BONE STRENGTH AND TECHNIQUES OF ASSESSMENT
Main Article Content
Keywords
bone strength, DEXA, BMD
Abstract
Bone plays a vital role in providing structural support, protecting internal organs, storing minerals, and regulating metabolic and endocrine functions. Bone strength depends on both cortical and trabecular components, which vary in proportion across different skeletal sites.
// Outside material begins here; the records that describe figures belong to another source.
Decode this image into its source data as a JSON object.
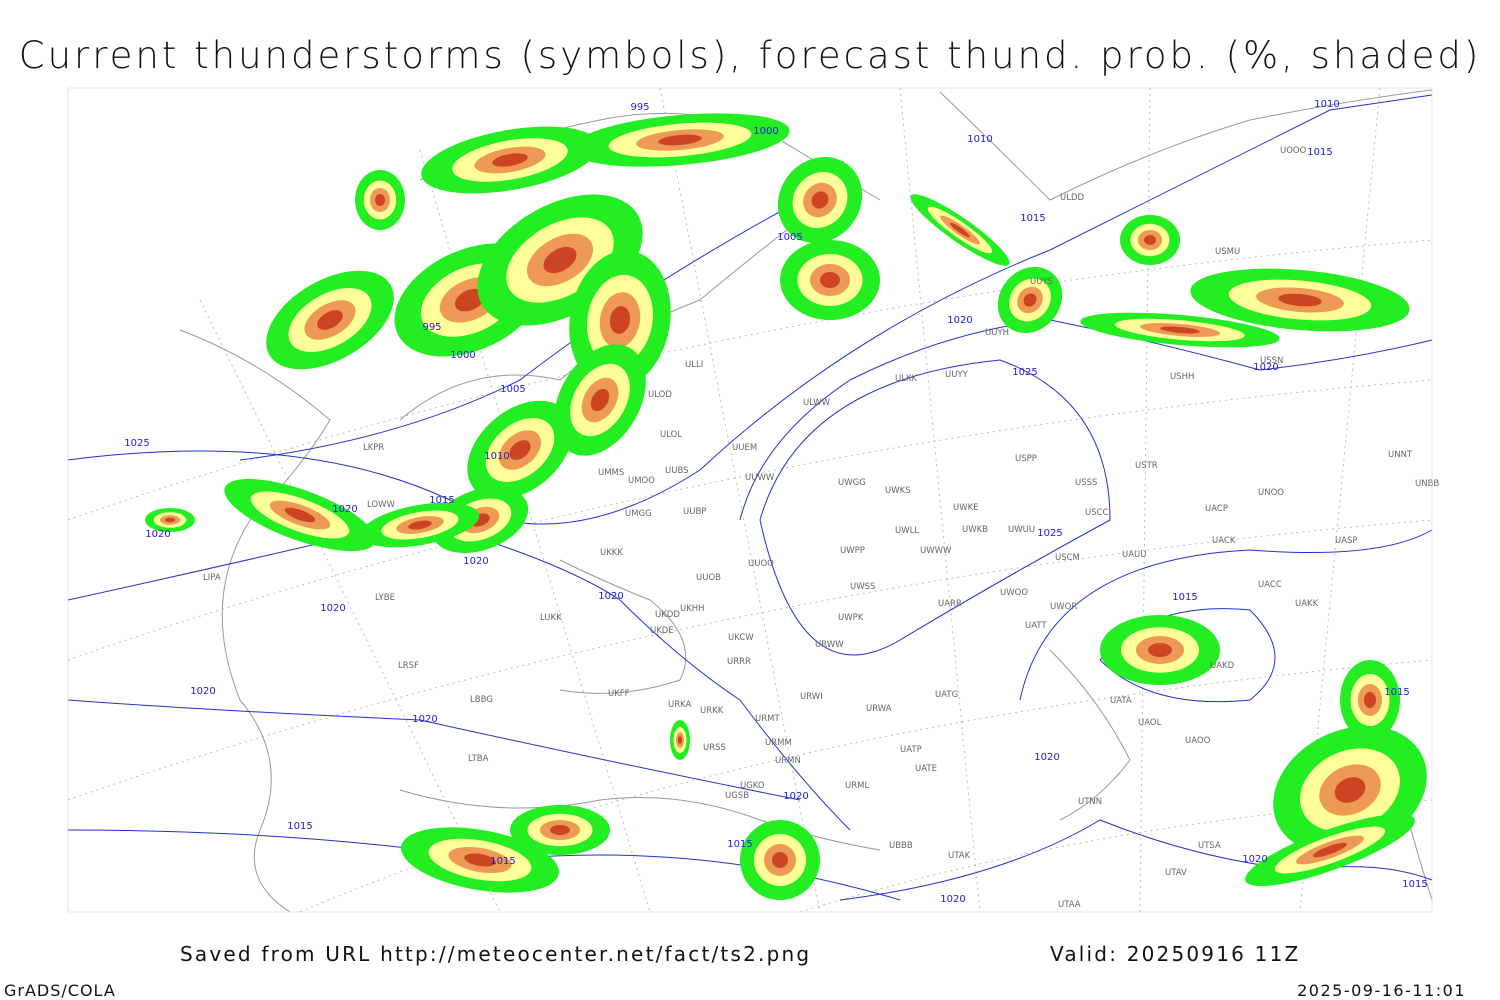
{
  "title": "Current thunderstorms (symbols), forecast thund. prob. (%, shaded)",
  "footer": {
    "saved": "Saved from URL http://meteocenter.net/fact/ts2.png",
    "valid": "Valid: 20250916 11Z",
    "credit": "GrADS/COLA",
    "timestamp": "2025-09-16-11:01"
  },
  "isobar_labels": [
    "995",
    "1000",
    "1010",
    "1010",
    "1015",
    "1015",
    "1005",
    "995",
    "1000",
    "1005",
    "1020",
    "1025",
    "1025",
    "1010",
    "1015",
    "1020",
    "1020",
    "1025",
    "1020",
    "1020",
    "1015",
    "1020",
    "1015",
    "1020",
    "1020",
    "1020",
    "1020",
    "1015",
    "1015",
    "1015",
    "1020",
    "1015",
    "1020",
    "1020"
  ],
  "stations": [
    "ULDD",
    "USMU",
    "UUYS",
    "UUYH",
    "ULKK",
    "UUYY",
    "ULWW",
    "UUEM",
    "UUWW",
    "UWGG",
    "UWKS",
    "USPP",
    "USSS",
    "USTR",
    "UNNT",
    "UNBB",
    "UNOO",
    "UWKE",
    "UWKB",
    "UWUU",
    "USCC",
    "UACP",
    "UACK",
    "UASP",
    "UWLL",
    "UWWW",
    "USCM",
    "UAUU",
    "UWPP",
    "UUOO",
    "UWSS",
    "UARR",
    "UWOO",
    "UWOR",
    "UACC",
    "UAKK",
    "UATT",
    "UWPK",
    "URWW",
    "UKCW",
    "URRR",
    "UKDD",
    "UKHH",
    "UKDE",
    "ULOL",
    "ULLI",
    "ULOD",
    "UMMS",
    "UMOO",
    "UUBS",
    "UMGG",
    "UUBP",
    "UKKK",
    "UUOB",
    "LUKK",
    "LYBE",
    "LRSF",
    "LBBG",
    "LTBA",
    "UKFF",
    "URKA",
    "URKK",
    "URMT",
    "URWI",
    "UATG",
    "URWA",
    "URMM",
    "URSS",
    "URMN",
    "UATP",
    "UATE",
    "UGKO",
    "UGSB",
    "URML",
    "UBBB",
    "UTAK",
    "UTSA",
    "UTAV",
    "UTAA",
    "UTNN",
    "UAOO",
    "UAOL",
    "UATA",
    "UAKD",
    "LIPA",
    "LKPR",
    "LOWW",
    "USSN",
    "USHH",
    "UOOO"
  ]
}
With aging, remodeling imbalances lead to bone loss, microarchitectural deterioration, and osteoporosis—a silent disease often first recognized after fragility fractures. Early detection is crucial to reduce morbidity and healthcare burden. This review discusses current and emerging techniques for assessing bone health and strength. Dual-energy X-ray absorptiometry (DEXA) remains the gold standard for measuring bone mineral density (BMD), although it is influenced by patient positioning, soft tissue composition, and prior fractures. Quantitative computed tomography (QCT), including peripheral and high-resolution variants (pQCT, HR-pQCT), provides three-dimensional assessment and detailed evaluation of trabecular microarchitecture, improving fracture risk prediction. Magnetic resonance imaging (MRI) and spectroscopy offer radiation-free assessment of bone quality, while quantitative ultrasound provides a low-cost, portable screening tool. Emerging modalities such as finite element analysis, electromechanical impedance, microwave frequency methods, and machine learning algorithms show promise for individualized risk assessment and real-time monitoring. Despite these advances, limitations in accessibility, cost, and standardization remain. Integrating these technologies into clinical practice may enhance early diagnosis, optimize treatment strategies, and improve outcomes in patients at risk for osteoporosis and fractures.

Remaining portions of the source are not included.